A collection of short stories about an unnamed agent of a detective agency in the early 1920s.

Page 701 of 1257
Table of Contents

XIII

Except for plenty of guns of all sizes and more than plenty of ammunition to fit, we didn’t find anything very exciting until we came to a heavy door⁠—barred and padlocked⁠—set half in the foundation of the principal building, half in the mound on which the building sat.

I found a broken piece of rusty pick, and knocked the padlock off with it. Then we took the bar off and swung the door open.

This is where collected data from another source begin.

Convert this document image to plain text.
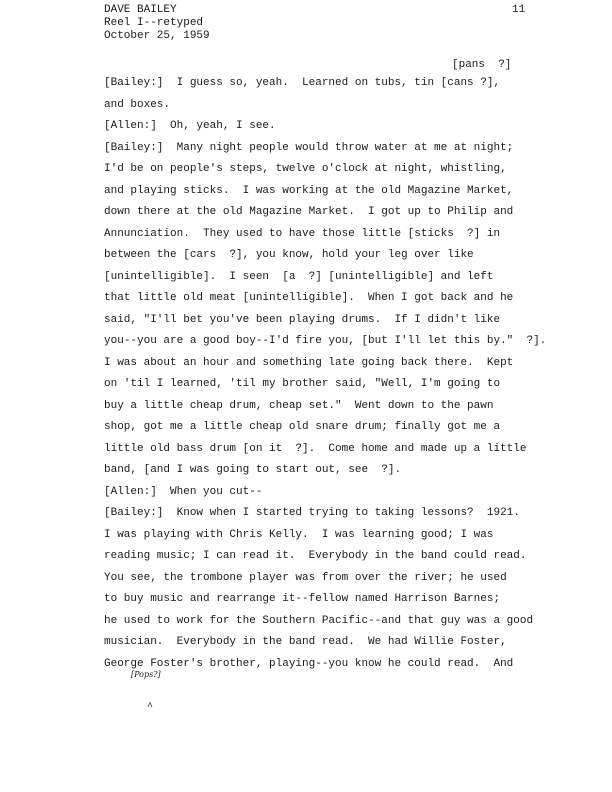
DAVE BAILEY
Reel I--retyped
October 25, 1959
11
[pans  ?]
[Bailey:]  I guess so, yeah.  Learned on tubs, tin [cans ?],
and boxes.
[Allen:]  Oh, yeah, I see.
[Bailey:]  Many night people would throw water at me at night;
I'd be on people's steps, twelve o'clock at night, whistling,
and playing sticks.  I was working at the old Magazine Market,
down there at the old Magazine Market.  I got up to Philip and
Annunciation.  They used to have those little [sticks  ?] in
between the [cars  ?], you know, hold your leg over like
[unintelligible].  I seen  [a  ?] [unintelligible] and left
that little old meat [unintelligible].  When I got back and he
said, "I'll bet you've been playing drums.  If I didn't like
you--you are a good boy--I'd fire you, [but I'll let this by."  ?].
I was about an hour and something late going back there.  Kept
on 'til I learned, 'til my brother said, "Well, I'm going to
buy a little cheap drum, cheap set."  Went down to the pawn
shop, got me a little cheap old snare drum; finally got me a
little old bass drum [on it  ?].  Come home and made up a little
band, [and I was going to start out, see  ?].
[Allen:]  When you cut--
[Bailey:]  Know when I started trying to taking lessons?  1921.
I was playing with Chris Kelly.  I was learning good; I was
reading music; I can read it.  Everybody in the band could read.
You see, the trombone player was from over the river; he used
to buy music and rearrange it--fellow named Harrison Barnes;
he used to work for the Southern Pacific--and that guy was a good
musician.  Everybody in the band read.  We had Willie Foster,
George Foster's brother, playing--you know he could read.  And
[Pops?]
^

Men came eagerly toward us out of an unventilated, unlighted cellar. Seven men who talked a medley of languages as they came.

We used our guns to stop them.

Their jabbering went high, excited.

“Quiet!” I yelled at them.

They knew what I meant, even if they didn’t understand the word. The babel stopped and we looked them over. All seven seemed to be foreigners⁠—and a hard-looking gang of cutthroats. A short Jap with a scar from ear to ear; three Slavs, one bearded, barrel-bodied, red-eyed, the other two bullet-headed, cunning-faced; a swarthy husky who was unmistakably a Greek; a bowlegged man whose probable nationality I couldn’t guess; and a pale fat man whose china-blue eyes and puckered red mouth were probably Teutonic.

Milk River and I tried them out with English first, and then with what Spanish we could scrape up between us. Both attempts brought a lot of jabbering from them, but nothing in either of those languages.

“Got anything else?” I asked Milk River.